The beneficial effects of UA found in preclinical models have also a promising translation into the clinic. In particular, Chamorro et al. first described in patients with AIS that higher endogenous levels of UA at clinical onset were associated with better stroke outcome.[74] Reassuringly, this finding was later confirmed in a meta-analysis of 8131 patients with AIS.[75] Waring et al. showed that IV administration of UA was safe in healthy volunteers, increased serum free-radical scavenging capacity at rest and during acute physical exercise, and abolished lipid peroxidation.[76] We conducted a pilot study that showed the safety of IV UA administration in 24 patients with AIS treated with rtPA treated within 3 h of clinical onset,[77] established in 44 h the half elimination life of the compound and found that UA treated patients had lower increments of activated metalloproteinase-9 at follow-up.[78] Importantly, this pilot study also described a rapid consumption of the circulating levels of endogenous UA in untreated patients.[77]
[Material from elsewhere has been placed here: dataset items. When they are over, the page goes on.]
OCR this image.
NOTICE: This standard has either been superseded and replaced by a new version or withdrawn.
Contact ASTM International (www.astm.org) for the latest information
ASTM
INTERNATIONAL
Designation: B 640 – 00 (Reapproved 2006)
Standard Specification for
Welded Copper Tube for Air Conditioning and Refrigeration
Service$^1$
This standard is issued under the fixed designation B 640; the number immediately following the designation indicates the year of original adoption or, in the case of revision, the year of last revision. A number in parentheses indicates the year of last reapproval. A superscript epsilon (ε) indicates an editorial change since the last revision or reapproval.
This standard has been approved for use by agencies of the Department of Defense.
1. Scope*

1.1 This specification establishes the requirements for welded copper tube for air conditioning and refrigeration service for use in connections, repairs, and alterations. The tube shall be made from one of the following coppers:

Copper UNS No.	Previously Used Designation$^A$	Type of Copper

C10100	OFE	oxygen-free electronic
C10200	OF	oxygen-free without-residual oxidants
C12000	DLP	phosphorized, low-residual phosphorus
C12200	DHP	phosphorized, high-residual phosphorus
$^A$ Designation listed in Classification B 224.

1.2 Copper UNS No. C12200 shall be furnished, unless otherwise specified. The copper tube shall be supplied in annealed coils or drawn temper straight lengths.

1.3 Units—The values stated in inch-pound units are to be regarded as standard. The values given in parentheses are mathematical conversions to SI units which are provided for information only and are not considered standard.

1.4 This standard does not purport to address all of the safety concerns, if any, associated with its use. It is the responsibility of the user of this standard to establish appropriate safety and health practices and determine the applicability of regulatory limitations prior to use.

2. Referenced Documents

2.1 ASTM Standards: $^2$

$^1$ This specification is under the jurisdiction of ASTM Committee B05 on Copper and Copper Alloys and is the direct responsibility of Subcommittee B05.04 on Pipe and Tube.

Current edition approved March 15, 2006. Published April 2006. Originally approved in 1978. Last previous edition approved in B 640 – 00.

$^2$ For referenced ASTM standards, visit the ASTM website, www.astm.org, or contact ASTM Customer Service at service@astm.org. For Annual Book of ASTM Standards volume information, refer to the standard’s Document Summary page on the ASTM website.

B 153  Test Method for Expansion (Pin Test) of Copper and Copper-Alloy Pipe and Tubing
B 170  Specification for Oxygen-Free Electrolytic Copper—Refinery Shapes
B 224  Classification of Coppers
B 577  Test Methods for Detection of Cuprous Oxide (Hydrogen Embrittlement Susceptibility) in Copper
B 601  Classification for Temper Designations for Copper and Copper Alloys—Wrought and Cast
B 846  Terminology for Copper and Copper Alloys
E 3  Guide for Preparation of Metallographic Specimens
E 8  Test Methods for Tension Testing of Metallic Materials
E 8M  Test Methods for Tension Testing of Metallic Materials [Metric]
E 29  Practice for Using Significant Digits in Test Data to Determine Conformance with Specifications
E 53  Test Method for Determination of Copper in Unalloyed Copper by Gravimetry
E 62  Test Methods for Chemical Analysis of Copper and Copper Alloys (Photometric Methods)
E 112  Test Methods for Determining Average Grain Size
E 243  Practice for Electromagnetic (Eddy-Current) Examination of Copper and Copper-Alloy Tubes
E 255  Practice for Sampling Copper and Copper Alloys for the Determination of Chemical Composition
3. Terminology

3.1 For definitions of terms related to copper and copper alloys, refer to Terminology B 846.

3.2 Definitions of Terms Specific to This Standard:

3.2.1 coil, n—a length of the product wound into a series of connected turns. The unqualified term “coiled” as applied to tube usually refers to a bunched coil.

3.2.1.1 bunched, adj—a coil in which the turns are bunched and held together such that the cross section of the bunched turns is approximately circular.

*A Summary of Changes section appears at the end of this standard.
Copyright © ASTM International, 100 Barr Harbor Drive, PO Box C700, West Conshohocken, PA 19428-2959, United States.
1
The Phase 2 URICO-ICTUS trial confirmed the safety of a single 90-min infusion of 1 g UA administration in 421 patients with AIS treated with rtPA within 4.5 h of symptom onset.[79] The trial showed an overall nonsignificant 6% absolute increment in the rate of good outcome at follow-up but showed a highly significant reduction in the incidence of early stroke worsening stroke in treated patients.[80] Preplanned analyses in subgroups of patients more vulnerable to oxidative/nitrosative stress, demonstrated highly significant effects of UA therapy in the primary outcome of URICO-ICTUS (modified Rankin Scale score at day 90). These important subgroups included women,[81] hyperglycemic patients,[82] and patients treated with mechanical thrombectomy (MT).[83] A greater benefit of UA therapy in females could be attributed to lower endogenous levels of UA in this sex group and therefore greater exposure than males to unopposed toxic-free radicals.[81] The greater benefit of UA therapy observed in hyperglycemic patients accord with preclinical studies establishing that glucose exacerbates ischemic brain injury because it is the main electron donor for reperfusion-induced neuronal superoxide production in AIS.[84] Indeed, inactivation of neuronal superoxide production in mice counterbalances the deleterious effects of hyperglycemia after brain ischemia.[84] Finally, the greater benefit of UA therapy versus placebo in the subpopulation of patients treated with MT, which has the greatest brain reperfusion rate, is justified by the abundant experimental evidence indicating a much higher production of ROS and RNS, whenever brain reperfusion occurs. Confirmation of these provocative findings is planned in a pivotal RCT of patients treated with MT.

Conclusions

This review highlights the safety and potential clinical value of UA therapy in AIS, particularly in patients more exposed to deleterious redox-mediated mechanisms following ischemic brain damage, such as females, patients with moderate increase of glucose levels at stroke onset, or patients treated with MT. This assumption is supported by preclinical data gathered in different laboratories, assorted species, and male and female animals harboring comorbidities that frequently affects patients with AIS, such as hyperglycemia or hypertension. Altogether, the available data with UA therapy extend the importance of vasculoprotection for effective neuroprotection at the bedside and reinforce the role of endothelial cells after brain ischemia for an increased survival of the whole neurovascular unit.

Financial support and sponsorship

Nil.

Conflicts of interest

Dr. Chamorro owns stock in FreeOx Biootech SL.